Application Deployment
In order to deploy your app to GitHub codespaces, for this we will deploy a simple Python app to GitHub Codespaces.
Step 1: Create a requirements.txt file: And add the following you can add other modules if you want to use them.
streamlit==1.32.0
pandas==1.3.3
flask==3.0.3
Then install the modules present in the requirements.txt file
pip install -r requirements.txt
Step 2: Create a root file: We will now create a simple root file with the name "app.py" which is the main file for our web application. For keep this simple we will use Flask and create a simple web application with the following code.
from flask import Flask
app = Flask(__name__)
@app.route('/')
def hello_world():
return 'This is the homepage.'
# main driver function
if __name__ == '__main__':
app.run()
The in the terminal run the python program with
python3 app.py
This will expose an port of the codespace where your project is visible online.
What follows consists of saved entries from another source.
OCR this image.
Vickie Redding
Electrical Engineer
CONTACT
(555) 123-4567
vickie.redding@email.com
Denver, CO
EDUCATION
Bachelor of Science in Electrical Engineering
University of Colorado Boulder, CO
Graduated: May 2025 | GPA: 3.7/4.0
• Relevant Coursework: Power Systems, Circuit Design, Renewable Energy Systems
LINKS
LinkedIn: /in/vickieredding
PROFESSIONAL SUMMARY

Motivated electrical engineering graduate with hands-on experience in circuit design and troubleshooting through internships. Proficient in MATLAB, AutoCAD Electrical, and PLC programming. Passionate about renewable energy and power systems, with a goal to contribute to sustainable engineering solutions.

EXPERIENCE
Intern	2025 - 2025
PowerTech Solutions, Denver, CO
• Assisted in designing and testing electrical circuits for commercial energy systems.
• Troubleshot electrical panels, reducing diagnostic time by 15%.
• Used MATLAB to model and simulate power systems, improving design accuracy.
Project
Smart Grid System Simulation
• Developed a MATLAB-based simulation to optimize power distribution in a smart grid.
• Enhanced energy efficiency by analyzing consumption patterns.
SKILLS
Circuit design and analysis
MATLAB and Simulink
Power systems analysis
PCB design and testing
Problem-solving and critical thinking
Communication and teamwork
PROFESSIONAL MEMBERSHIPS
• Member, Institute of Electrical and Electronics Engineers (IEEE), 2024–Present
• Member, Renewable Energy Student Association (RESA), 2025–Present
And this is how you deploy your application to codespaces, where you can host your development server and even share it with others.
Conclusion
Deploying a Python project to GitHub is an essential skill for current developers. It not only enables version control and collaboration among developers but it also helps collaborators, and the open-source community. In conclusion, releasing your Python projects on GitHub not only improves your coding methods but also connects you to the larger developer community, encouraging cooperation and progressive learning. By understanding these tools and methods, you can improve the quality of your projects.